То мы видим его гостем главного казначея графа Арко, где он после обеда услаждает гостей импровизациями у клавира. То он служит украшением высокоинтеллектуального салона графини Антонии Лодрон и её премилых дочерей Луизы и Йозефы, его учениц. Или музицирует в замке Хоэнзальцбург с супругой коменданта крепости графа Лютцова в кругу почтительных слушателей. Или встречаем его на ассамблее у обер-гофмейстера графа Фирмиана, где юные дамы заигрывают и кокетничают с ним, хвастаясь одна перед другой, что берут у него уроки.

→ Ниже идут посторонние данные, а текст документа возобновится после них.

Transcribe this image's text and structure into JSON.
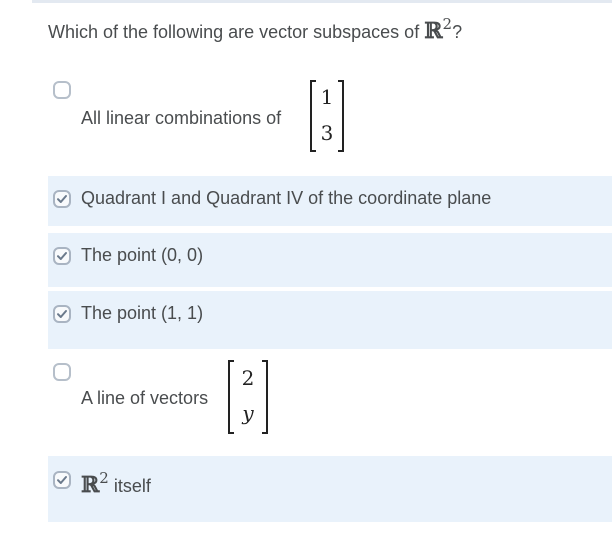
{
  "question": {
    "text": "Which of the following are vector subspaces of",
    "symbol": "ℝ",
    "exponent": "2",
    "suffix": "?"
  },
  "options": [
    {
      "label": "All linear combinations of",
      "checked": false,
      "selected": false,
      "vector": [
        "1",
        "3"
      ]
    },
    {
      "label": "Quadrant I and Quadrant IV of the coordinate plane",
      "checked": true,
      "selected": true
    },
    {
      "label": "The point (0, 0)",
      "checked": true,
      "selected": true
    },
    {
      "label": "The point (1, 1)",
      "checked": true,
      "selected": true
    },
    {
      "label": "A line of vectors",
      "checked": false,
      "selected": false,
      "vector": [
        "2",
        "y"
      ]
    },
    {
      "symbol": "ℝ",
      "exponent": "2",
      "label": "itself",
      "checked": true,
      "selected": true
    }
  ],
  "colors": {
    "selected_background": "#e9f2fb",
    "text": "#494c4e",
    "checkbox_border": "#b6bfca",
    "checkmark": "#6b7a8c"
  }
}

А то, нарядившись в костюм брадобрея, кружится по залу ратуши в вихре маскарада, обнимаясь с бесчисленными Коломбинами и Пьереттами, и танцует всю ночь до утра.

Но ни разу и нигде ему не удаётся встретить ту, о ком мечтает — Резль фон Баризани. По возвращении из Вены он получил от неё записку, всего несколько слов. Со слезами и с болью в сердце Резль вынуждена отказаться от своей любви, она не сможет принадлежать ему, не причинив горя родителям, на что не способна. И теперь он знает это. Да, знает, но сердце его всё равно сжимается от любви к ней, и в головокружительной круговерти развлечений он всего-навсего пытается найти средство, чтобы заглушить эту боль.

Есть ещё одно средство, чтобы умерить боль сердечной раны: работать до исступления! Впоследствии к нему почти никогда не вернётся такая страсть к сочинительству, как в эти зальцбургские годы. Есть тут и побочный мотив — надо заработать деньги, положенных ему ста пятидесяти гульденов явно недостаточно. Гонорары за композиции невелики, но всё-таки... Главным образом ему заказывают серенады, дивертисменты и кассации — многочастевые произведения для струнных и духовых инструментов, — которые служат музыкальными сюрпризами к именинам, свадьбам, застольям и празднествам.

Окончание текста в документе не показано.